The Application Process
The average time for a basic police check to be done is around 8 weeks. This is assuming that the person completing the form does so properly, and that there are no errors or discrepancies in the information given. The first part of the process is to get hold of the relevant form. In most cases these can be found online, and you have the option of either making an online application, or printing the forms off from the website and completing them by hand. The process is different in Scotland and Northern Ireland, so make sure you are completing the correct forms depending on when you live. As part of the process, you will be asked to show documents to confirm your identity, such as passport, driving licence or identity card. The form will then be sent off, and the police in the relevant areas will carry out the necessary checks. Any delays in completing forms, providing required documentation and sending off the form will obviously impact on how long it takes for certificates to be issued.

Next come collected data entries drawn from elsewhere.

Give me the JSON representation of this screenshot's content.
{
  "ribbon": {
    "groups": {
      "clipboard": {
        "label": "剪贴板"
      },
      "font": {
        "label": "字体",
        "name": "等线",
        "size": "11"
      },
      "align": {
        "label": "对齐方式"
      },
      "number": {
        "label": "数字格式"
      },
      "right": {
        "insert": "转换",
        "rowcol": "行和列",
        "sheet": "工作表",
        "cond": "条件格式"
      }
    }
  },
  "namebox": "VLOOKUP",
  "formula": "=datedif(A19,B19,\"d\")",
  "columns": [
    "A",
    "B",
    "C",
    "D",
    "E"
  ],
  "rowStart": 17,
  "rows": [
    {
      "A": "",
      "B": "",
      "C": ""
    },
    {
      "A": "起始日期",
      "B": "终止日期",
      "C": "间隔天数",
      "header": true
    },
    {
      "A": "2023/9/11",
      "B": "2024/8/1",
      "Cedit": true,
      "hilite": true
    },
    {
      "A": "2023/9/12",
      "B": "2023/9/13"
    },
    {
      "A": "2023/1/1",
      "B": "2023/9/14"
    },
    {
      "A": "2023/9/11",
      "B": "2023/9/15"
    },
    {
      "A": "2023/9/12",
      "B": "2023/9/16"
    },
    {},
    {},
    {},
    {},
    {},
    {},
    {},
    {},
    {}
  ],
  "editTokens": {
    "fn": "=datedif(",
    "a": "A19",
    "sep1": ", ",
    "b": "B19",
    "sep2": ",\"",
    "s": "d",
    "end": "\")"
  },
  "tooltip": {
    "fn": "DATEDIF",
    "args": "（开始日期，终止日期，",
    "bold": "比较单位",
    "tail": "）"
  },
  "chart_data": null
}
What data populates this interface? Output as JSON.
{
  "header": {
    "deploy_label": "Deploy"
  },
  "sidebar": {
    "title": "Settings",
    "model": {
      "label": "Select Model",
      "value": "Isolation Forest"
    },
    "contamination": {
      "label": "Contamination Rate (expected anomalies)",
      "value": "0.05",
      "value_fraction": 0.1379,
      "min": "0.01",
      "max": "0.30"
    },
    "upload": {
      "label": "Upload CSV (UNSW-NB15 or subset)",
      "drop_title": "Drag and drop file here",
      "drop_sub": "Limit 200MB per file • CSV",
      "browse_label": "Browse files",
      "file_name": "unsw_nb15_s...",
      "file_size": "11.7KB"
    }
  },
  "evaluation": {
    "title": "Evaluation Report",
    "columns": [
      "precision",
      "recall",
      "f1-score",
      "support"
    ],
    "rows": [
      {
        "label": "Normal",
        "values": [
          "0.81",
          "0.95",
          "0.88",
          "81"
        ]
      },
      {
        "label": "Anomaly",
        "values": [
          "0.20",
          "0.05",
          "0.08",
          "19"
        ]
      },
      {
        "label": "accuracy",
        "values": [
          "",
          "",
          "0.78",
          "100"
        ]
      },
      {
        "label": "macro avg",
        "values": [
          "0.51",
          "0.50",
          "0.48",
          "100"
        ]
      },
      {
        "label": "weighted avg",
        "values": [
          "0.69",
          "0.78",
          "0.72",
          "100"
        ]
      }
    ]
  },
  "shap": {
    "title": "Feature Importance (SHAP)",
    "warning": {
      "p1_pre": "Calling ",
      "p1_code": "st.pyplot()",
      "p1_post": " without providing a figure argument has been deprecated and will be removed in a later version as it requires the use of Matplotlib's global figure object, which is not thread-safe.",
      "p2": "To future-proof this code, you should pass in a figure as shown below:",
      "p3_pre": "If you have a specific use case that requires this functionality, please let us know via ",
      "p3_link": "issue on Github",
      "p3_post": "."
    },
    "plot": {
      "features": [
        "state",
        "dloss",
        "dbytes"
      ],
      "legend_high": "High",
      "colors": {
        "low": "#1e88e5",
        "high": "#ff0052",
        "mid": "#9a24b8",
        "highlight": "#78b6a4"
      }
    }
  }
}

What The Certificate Will List
A basic disclosure or DBS check will provide the least detail out of all the different sorts of checks available. This sort of check will still list the person’s criminal record, with a few exceptions. All crimes of violence or of a sexual nature will be listed, however long ago the crimes happened. More minor offences, such as shoplifting, can be considered “spent” after a set period of time, which varies depending on how old the person was when the offence was committed. These spent offences will not show up on a basic police check or disclosure, but will on the more detailed type of checks. If any offences are found, the certificate will list the date and court where the conviction was dealt with, and any penalty imposed such as a fine or community service. If nothing is found then a black certificate is not issued; the certificate will instead say “none recorded”.